The poisons should take several hours or days to take effect, it said, adding: “It is important that the bandits should not drop dead in the house to which they have been invited, but only afterwards.”

Among other assassination devices, the US 20th Corps reported that they had found a pistol made to resemble a belt buckle, described as black with a silver-coloured swastika, “spread eagled on the front.”

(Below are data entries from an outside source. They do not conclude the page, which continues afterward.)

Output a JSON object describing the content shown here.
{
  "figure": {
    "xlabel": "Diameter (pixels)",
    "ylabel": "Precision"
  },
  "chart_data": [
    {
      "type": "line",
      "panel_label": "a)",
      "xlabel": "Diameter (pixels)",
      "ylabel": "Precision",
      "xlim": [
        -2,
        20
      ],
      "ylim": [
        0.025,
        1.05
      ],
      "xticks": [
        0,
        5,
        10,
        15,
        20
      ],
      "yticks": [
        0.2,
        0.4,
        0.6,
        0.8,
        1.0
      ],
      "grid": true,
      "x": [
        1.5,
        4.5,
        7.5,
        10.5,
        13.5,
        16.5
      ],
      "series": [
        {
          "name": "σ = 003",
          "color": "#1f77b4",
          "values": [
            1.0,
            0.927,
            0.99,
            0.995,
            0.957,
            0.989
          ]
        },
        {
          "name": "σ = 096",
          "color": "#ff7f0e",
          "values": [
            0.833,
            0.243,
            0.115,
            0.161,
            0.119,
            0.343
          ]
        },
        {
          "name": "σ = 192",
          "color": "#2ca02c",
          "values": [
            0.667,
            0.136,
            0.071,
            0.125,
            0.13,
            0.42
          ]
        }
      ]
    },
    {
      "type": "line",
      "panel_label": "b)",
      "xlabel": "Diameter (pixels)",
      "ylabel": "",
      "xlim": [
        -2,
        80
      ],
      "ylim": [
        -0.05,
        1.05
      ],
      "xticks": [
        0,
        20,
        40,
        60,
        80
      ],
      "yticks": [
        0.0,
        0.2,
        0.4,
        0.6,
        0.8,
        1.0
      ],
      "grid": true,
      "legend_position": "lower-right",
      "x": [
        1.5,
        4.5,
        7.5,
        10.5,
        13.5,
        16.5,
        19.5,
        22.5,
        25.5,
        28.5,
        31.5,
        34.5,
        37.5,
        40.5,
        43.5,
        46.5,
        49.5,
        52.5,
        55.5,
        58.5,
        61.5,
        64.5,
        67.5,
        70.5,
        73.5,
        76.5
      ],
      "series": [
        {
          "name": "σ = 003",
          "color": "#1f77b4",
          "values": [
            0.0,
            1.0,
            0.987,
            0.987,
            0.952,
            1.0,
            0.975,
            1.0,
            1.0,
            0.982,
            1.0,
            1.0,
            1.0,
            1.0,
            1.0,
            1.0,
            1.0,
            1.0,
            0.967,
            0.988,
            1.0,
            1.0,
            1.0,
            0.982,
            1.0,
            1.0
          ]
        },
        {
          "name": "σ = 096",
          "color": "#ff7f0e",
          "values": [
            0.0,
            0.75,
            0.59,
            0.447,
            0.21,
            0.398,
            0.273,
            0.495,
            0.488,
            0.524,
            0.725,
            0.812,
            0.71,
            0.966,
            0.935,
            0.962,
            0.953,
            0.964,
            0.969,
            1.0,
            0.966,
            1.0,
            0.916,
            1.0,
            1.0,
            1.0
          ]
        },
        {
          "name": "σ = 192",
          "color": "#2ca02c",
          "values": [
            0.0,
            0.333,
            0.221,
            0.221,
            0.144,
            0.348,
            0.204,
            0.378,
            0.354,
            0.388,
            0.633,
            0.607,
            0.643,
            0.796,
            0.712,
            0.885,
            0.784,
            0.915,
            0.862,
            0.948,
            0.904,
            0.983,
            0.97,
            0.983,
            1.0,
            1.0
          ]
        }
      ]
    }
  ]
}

“The cover drops down and by pushing a button, a two barrelled .32 pistol flips out, pointing directly to the front,” they said.

“By means of pressing two more buttons, the weapon can fire two shots.”

Lord Rothschild, then head of MI5's counter-espionage section, had a bar of chocolate and a tin of Nescafe seized from German forces sent away for tests for poisons and asked his experts whether arsenic could be used to poison bread and cakes.

As a result MI5 recommended: “The eating of German food or the smoking of German cigarettes should be completely prohibited under pain of severe penalties.”

But an intercepted German document dated February 1944 suggested that the German had also been on the wrong end of poison attempts, this time from the Polish resistance using tins of Nivea cream containing a paste impregnated with mustard gas.